- Nearest city: São Gabriel da Cachoeira, Amazonas
- Coordinates: 0°23′26″N 66°38′54″W﻿ / ﻿0.3905°N 66.6483°W
- Area: 257,000 ha (990 sq mi)
- Designation: Indigenous territory
- Created: 22 December 2009

= Balaio Indigenous Territory =

Indigenous territory in Amazonas, Brazil

The Balaio Indigenous Territory (Terra Indígena Balaio) is an indigenous territory in the northwest of the state of Amazonas, Brazil. The territory is home to small numbers of people from several different ethnic groups of the Arawak and Tucano linguistic families.. It is in the Amazon biome. The territory overlaps with a national park and a biological reserve, both technically fully protected areas.

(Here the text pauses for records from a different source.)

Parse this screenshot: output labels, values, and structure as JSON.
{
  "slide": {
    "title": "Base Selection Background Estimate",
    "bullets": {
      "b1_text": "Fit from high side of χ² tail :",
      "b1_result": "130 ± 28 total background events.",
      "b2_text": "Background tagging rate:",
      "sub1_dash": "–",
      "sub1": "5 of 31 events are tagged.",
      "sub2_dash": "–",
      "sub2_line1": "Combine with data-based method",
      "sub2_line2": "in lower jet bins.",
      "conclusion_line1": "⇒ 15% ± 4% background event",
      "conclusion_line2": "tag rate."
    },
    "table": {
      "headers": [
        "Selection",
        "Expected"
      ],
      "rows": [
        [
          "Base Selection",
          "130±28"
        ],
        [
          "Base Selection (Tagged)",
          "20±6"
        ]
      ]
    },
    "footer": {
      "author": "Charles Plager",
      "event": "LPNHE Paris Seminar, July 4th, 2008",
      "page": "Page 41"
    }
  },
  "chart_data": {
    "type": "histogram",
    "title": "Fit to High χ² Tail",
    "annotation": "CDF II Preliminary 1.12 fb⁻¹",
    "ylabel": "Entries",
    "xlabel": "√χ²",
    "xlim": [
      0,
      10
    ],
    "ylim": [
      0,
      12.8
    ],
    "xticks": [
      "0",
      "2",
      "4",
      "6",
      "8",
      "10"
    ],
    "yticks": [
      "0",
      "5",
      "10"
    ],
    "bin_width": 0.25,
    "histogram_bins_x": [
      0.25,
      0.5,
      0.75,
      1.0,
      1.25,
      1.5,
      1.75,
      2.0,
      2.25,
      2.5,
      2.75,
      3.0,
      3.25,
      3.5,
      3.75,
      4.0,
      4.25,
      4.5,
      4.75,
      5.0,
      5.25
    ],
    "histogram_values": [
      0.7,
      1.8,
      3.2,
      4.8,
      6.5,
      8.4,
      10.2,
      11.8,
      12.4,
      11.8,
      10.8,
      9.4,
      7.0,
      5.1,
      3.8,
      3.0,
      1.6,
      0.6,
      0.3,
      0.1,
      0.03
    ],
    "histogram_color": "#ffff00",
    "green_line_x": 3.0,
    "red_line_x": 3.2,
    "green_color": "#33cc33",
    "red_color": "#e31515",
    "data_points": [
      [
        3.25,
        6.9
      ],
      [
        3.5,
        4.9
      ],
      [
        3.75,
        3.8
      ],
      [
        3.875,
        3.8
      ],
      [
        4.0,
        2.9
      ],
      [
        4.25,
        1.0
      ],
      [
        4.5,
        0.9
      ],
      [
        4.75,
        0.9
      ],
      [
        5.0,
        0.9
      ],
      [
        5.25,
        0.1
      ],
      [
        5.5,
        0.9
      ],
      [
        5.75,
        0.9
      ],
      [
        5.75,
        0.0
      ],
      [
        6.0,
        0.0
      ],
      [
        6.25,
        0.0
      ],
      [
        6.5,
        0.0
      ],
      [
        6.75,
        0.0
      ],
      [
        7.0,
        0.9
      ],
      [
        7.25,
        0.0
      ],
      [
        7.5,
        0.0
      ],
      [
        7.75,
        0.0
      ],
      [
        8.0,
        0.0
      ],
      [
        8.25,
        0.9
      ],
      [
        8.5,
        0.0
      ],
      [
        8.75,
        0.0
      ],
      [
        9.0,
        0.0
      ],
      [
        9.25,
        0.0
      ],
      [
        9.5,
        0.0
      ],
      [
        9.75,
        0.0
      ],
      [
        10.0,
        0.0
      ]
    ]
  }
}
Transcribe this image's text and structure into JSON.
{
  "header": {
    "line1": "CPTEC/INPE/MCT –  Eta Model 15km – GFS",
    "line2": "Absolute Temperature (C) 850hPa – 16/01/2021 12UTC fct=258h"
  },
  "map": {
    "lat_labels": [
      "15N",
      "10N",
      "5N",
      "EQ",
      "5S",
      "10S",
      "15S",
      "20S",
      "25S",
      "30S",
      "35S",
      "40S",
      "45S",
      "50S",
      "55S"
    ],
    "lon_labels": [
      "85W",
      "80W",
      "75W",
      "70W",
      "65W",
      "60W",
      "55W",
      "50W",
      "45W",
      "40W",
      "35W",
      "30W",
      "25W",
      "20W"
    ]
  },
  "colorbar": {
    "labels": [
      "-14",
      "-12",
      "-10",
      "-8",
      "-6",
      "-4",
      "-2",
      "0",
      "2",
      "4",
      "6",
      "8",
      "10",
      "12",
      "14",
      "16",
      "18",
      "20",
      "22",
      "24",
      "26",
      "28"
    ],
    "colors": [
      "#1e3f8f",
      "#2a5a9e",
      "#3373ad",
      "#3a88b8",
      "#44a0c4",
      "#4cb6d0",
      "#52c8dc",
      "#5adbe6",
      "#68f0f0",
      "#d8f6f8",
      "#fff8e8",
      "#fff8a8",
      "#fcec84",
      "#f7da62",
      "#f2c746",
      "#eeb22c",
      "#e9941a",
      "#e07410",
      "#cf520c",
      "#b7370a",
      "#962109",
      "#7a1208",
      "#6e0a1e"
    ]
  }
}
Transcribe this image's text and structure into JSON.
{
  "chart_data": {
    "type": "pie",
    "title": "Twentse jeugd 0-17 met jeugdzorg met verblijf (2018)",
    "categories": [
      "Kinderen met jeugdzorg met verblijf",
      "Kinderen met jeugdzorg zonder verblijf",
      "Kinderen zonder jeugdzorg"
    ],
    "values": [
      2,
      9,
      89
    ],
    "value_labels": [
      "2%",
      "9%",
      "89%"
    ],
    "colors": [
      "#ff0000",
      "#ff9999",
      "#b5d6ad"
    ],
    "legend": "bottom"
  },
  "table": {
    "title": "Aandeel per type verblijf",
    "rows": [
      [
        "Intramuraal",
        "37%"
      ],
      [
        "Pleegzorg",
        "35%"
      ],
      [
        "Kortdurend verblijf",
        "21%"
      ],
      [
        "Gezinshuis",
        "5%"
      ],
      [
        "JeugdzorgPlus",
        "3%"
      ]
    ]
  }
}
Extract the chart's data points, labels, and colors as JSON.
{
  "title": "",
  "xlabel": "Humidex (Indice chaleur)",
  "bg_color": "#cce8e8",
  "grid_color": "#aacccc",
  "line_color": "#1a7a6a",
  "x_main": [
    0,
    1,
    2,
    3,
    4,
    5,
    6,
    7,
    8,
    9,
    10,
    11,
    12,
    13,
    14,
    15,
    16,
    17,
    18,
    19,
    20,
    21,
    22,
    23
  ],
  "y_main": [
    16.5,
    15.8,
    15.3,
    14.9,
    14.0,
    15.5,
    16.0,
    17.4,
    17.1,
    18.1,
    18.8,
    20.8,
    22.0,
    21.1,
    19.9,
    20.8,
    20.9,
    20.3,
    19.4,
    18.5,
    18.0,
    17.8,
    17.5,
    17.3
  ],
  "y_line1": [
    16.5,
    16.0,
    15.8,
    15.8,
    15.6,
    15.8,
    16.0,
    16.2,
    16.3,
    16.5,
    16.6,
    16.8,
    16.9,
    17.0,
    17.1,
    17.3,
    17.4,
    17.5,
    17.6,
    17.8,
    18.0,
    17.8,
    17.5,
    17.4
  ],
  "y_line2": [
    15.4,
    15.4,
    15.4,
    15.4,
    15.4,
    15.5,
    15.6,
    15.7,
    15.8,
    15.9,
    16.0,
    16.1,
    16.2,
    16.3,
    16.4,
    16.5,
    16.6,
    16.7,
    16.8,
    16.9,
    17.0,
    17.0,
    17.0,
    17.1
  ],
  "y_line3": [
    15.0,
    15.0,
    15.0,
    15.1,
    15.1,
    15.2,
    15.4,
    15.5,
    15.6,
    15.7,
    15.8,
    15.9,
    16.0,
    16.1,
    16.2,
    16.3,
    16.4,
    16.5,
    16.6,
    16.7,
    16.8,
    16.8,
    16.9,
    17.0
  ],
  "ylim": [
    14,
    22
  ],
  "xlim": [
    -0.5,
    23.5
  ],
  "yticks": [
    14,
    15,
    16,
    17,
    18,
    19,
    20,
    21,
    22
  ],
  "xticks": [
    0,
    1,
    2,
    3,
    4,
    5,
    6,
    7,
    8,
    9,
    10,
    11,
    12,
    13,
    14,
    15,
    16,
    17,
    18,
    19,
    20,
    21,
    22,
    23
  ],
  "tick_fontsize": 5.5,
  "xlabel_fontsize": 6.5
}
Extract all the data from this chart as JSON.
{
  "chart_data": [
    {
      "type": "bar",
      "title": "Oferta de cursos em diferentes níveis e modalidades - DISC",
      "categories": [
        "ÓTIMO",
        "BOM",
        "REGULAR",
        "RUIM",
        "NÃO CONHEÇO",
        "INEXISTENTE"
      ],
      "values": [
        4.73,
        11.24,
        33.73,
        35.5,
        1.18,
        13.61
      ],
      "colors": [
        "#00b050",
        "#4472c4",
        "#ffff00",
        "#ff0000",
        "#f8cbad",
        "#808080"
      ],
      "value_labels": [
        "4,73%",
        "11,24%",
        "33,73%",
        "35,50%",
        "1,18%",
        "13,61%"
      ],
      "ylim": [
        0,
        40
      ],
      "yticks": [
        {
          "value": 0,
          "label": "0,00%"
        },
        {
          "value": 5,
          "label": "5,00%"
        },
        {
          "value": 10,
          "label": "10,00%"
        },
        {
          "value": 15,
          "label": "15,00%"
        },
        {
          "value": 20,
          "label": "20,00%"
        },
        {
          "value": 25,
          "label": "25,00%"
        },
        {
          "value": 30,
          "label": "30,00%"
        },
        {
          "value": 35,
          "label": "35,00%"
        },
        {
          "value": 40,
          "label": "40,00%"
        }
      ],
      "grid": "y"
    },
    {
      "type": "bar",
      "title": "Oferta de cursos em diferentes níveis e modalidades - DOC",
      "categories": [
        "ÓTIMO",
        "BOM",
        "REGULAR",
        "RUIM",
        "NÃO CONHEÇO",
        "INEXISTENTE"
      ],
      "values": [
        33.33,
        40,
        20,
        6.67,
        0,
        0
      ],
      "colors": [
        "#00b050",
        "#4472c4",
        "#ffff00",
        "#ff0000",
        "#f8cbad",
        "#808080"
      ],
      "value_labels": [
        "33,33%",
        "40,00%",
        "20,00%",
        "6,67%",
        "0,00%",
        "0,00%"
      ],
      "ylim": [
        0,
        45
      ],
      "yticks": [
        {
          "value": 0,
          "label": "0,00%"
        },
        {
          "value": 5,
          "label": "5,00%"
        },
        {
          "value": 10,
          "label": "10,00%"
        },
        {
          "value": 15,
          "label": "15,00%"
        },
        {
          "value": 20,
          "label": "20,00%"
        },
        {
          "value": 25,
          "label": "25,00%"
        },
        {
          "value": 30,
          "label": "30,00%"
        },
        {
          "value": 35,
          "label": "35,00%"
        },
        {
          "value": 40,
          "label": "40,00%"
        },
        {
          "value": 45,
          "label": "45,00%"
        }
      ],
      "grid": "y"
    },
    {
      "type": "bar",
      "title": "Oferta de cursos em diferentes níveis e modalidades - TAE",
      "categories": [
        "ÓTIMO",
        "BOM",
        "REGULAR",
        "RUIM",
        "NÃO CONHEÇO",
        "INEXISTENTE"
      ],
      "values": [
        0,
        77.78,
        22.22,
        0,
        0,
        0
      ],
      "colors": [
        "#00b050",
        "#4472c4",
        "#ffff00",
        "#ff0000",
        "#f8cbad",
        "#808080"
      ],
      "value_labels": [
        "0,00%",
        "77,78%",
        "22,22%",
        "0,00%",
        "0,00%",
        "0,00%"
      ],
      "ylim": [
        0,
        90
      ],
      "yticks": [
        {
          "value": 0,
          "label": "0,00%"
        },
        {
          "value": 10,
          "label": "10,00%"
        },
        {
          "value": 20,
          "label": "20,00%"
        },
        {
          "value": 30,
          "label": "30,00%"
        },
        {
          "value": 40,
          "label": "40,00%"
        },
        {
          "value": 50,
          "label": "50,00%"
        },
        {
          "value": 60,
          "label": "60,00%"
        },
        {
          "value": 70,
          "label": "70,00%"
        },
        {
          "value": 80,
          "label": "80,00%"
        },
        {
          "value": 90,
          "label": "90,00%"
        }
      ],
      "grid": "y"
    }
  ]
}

Mining concessions before the territory was recognized have been disallowed.

==Location==

The Balaio Indigenous Territory is in the municipality of São Gabriel da Cachoeira, Amazonas.
It has an area of 257000 ha.
The territory lies on either side of highway BR-307.
It adjoins the Cué-cué/Marabitanas Indigenous Territory to the north and west.
To the east it adjoins the Yanomami Indigenous Territory.
An area of 242018 ha, or 93.73% of the reserve, overlaps with the Pico da Neblina National Park.
It contains the Morro dos Seis Lagos Biological Reserve.

The territory lies in the Rio Negro basin.
Vegetation is in the Amazon biome, and includes Campinarana in contact with rainforest.

==People==

Sampaio reported a population of 220 in 1991.
According to GT/Funai the population was 350 in 2000.
Siasi/Sesai reported that the population was 328 in 2013.
These included Baniwa, Baré, Koripako and Tariana people of the Arawak linguistic family, and Desano, Cubeo, Pira-tapuya, Tucano and Tuyuca people of the Tucano linguistic family.
The registered indigenous organizations are Federation of Indigenous Organizations of the Rio Negro (FOIRN) and the Wariró House of Indigenous Products of Rio Negro.

The Balaio community is at about km100 on BR-307, founded in the early 1980s.
As of 2015 there were more than 23 families, mostly Tucano and Dessano, but including some Coripaco (Baniwa), Tariana and Cubeo.
Most of the people were related.
For several years the Association of Indigenous Women of Balaio (AMIBAL) and the Balaio Indigenous Association (AINBAL) have run painting workshops for adults and children as a way of preserving traditional knowledge and culture.
FUNAI represents the government in the territory, and has a post at km55 of BR-317 at the mouth of the Iamiri River.
There are two evangelical missions in the territory.

==History==

The region contains large mineral reserves, including rich deposits of iron, manganese and niobium.
The latter are important for manufacture of electronic devices such as computers and cellphones.
The Companhia de Pesquisa de Recursos Minerais (CPRM) was authorized to extract minerals in a 10044 ha area of what is now the territory in 1975.
The CPRM is owned by the Ministry of Mines and Energy.
The 1988 constitution only allows mining on indigenous territories when authorized by a specific law.
The Indians expressed opposition to mining.

The Morro dos Seis Lagos Biological Reserve was created by Amazonas state decree 12.836 of 9 March 1990.
In October 1997 a scheduled auction of the niobium reserve was cancelled due to pressure from the Brazilian Institute of Environment and Renewable Natural Resources, which objected to opening the mine since it is within two protected areas.
In 1999 the mining concession was annulled at the request of the Public Ministry of the State of Amazonas.

The Balaio Indigenous Territory was identified by ordinance 993 of 20 September 2000.
The Fundação Nacional do Índio (FUNAI) conditionally approved it on 22 August 2002.
In 2006 Luciano de Vito was licensed to explore for cassiterite in 9901 ha of the territory.
The territory was declared by ordinance 2.364 of 15 December 2006.
It was formally approved ("homologated") by president Luiz Inácio Lula da Silva by decree on 22 December 2009.
The decree recognized the overlap with the Pico da Neblina National Park created in 1979 and Morro dos Seis Lagos Biological Reserve created in 1990, but did not comment on the implications.
This was one of nine indigenous lands recognized by the president on the same date, the largest being the Trombetas Mapuera Indigenous Territory with almost 4000000 ha.

In September 2015 FOIRN arranged an Internal Assembly of the Balaio Indigenous Association (AINBAL) with about 80 attendees to initiate preparation of the Territorial and Environmental Management Plan (PGTA) of the indigenous territory.
FOIRN was supported by AINBAL, the National Indigenous Foundation (Rio Negro Region), the Chico Mendes Institute for Biodiversity Conservation (ICMBio) and the Instituto Socioambiental.
Representatives of DSEI/CONDISI and the municipality attended.
Problems discussed included lack of road maintenance and lack of adequate transport, the energy network, and unauthorized hunters and fishers.